More studies are done on animals whose specimens are easier to access. If a scientist wants to research an animal, but the specimen is located far away, that makes it immensely difficult to continue that research. However, these 3D models will be uploaded to an online database which will democratize access. More access means more research, which could really speed up understanding and conservation efforts.
The benefits of this are far reaching beyond just the purely scientific. There's a whole side of education that can be improved from this. “The education awareness side of things is also really exciting because technology can be used as a bridge for awareness building,” he explains. “You can show people a photo and tell them facts, but that only goes so far. It will build awareness, but it doesn’t reach that barrier of appreciation where someone will actually want to help protect the species.”

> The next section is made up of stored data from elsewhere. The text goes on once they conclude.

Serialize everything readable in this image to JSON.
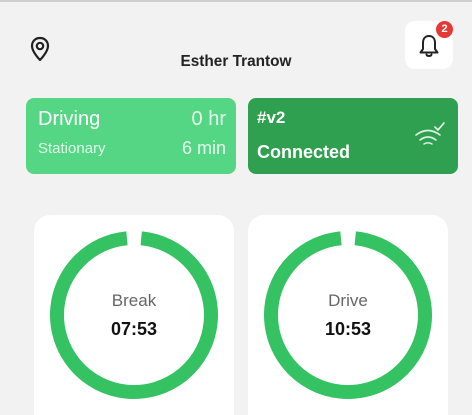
{
  "header": {
    "user_name": "Esther Trantow",
    "notification_count": "2"
  },
  "status_card": {
    "main_label": "Driving",
    "main_value": "0 hr",
    "sub_label": "Stationary",
    "sub_value": "6 min",
    "color": "#55d685"
  },
  "device_card": {
    "id": "#v2",
    "status": "Connected",
    "color": "#2ea04f"
  },
  "timers": [
    {
      "label": "Break",
      "value": "07:53",
      "progress": 0.97
    },
    {
      "label": "Drive",
      "value": "10:53",
      "progress": 0.97
    }
  ],
  "colors": {
    "ring": "#34c262",
    "badge": "#e53935"
  }
}
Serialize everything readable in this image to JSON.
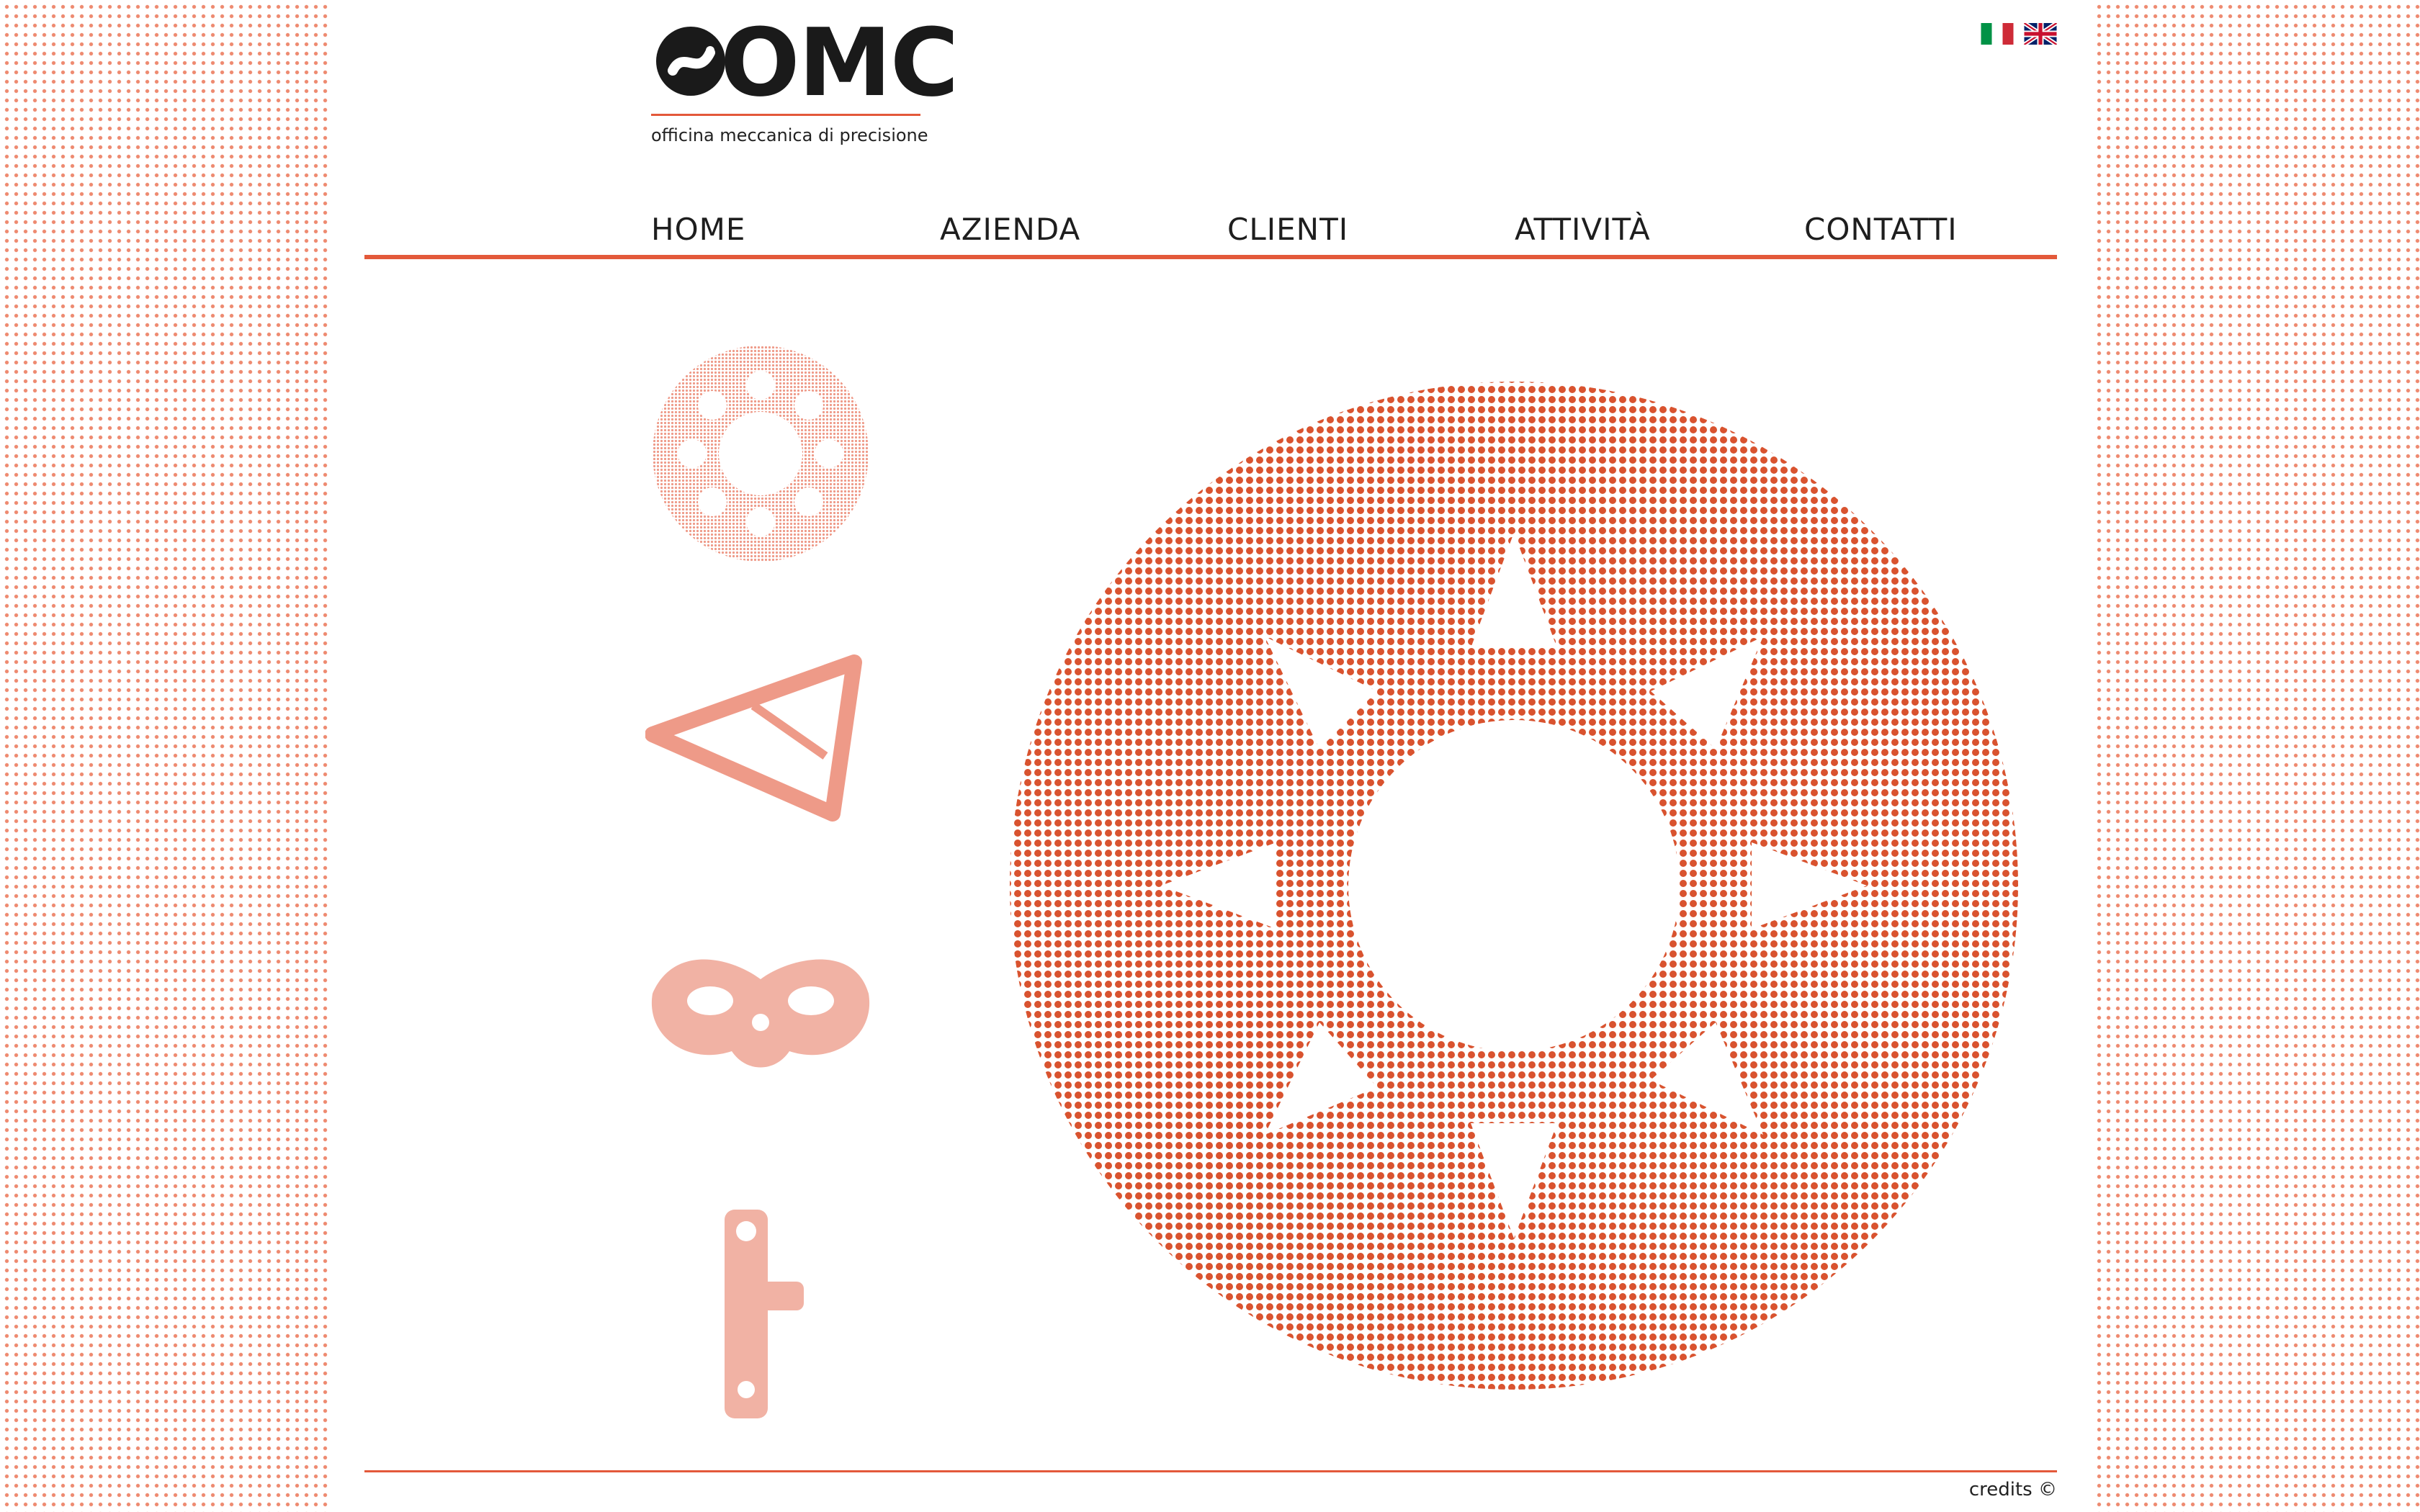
{
  "brand": {
    "name": "OMC",
    "tagline": "officina meccanica di precisione",
    "accent_color": "#e3593a"
  },
  "languages": [
    {
      "code": "it",
      "icon": "italy-flag-icon"
    },
    {
      "code": "en",
      "icon": "uk-flag-icon"
    }
  ],
  "nav": {
    "items": [
      {
        "label": "HOME"
      },
      {
        "label": "AZIENDA"
      },
      {
        "label": "CLIENTI"
      },
      {
        "label": "ATTIVITÀ"
      },
      {
        "label": "CONTATTI"
      }
    ]
  },
  "gallery": {
    "thumbnails": [
      {
        "icon": "sprocket-icon"
      },
      {
        "icon": "triangle-arm-icon"
      },
      {
        "icon": "mask-part-icon"
      },
      {
        "icon": "vertical-bracket-icon"
      }
    ],
    "hero_icon": "large-sprocket-icon"
  },
  "footer": {
    "credits": "credits ©"
  }
}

He continues, “So what I'm hoping is that when you provide this 3D model, whether you put on VR and AR headsets or holographically project this animal in the classroom while you're speaking to them, these kids will be able to really see it. It's almost physical and I think it's physical enough that people will be able to connect. They will be like, ‘I'm interacting with it now, I really have this appreciation for this animal and not just awareness.’ That hasn't been proven yet, but it's something we're looking for, we're really excited to see how it plays out.”
Scott and his organization, The Biodiversity Group are thrilled with their preliminary results and are working to hone the process and make it scalable. This project is truly the meeting of conservation, animal welfare and democratized research. The team is very excited with the first test of this model, as it really created a proof of concept.
Now that the team has overcome the first hurdle, they have quite a few challenges they will need to overcome to make this available for widespread use. The team will need to create a second version of this model to improve upon the limitations they found in the first system. They will also need to fundraise to continue testing this out in the field. And for right now, it is quite time consuming to process these systems, so they are looking for help on the front as well. If you are interested in helping in any way, you can contact the Biodiversity Group HERE or donate HERE.
The Biodiversity Group are also selling 3D printed paintable, plastic models on Etsy. These models will be perfect replicas of the real animals and will be great toys, desk ornaments, or educational tools. Find those HERE.
The team is planning a new expedition to rediscover Zug’s Monitor Lizard, one of the top 25 most wanted lost species according to Re:Wild. This will be the first use case where they will (hopefully) rediscover a species and they won’t have to kill an individual for specimen collection.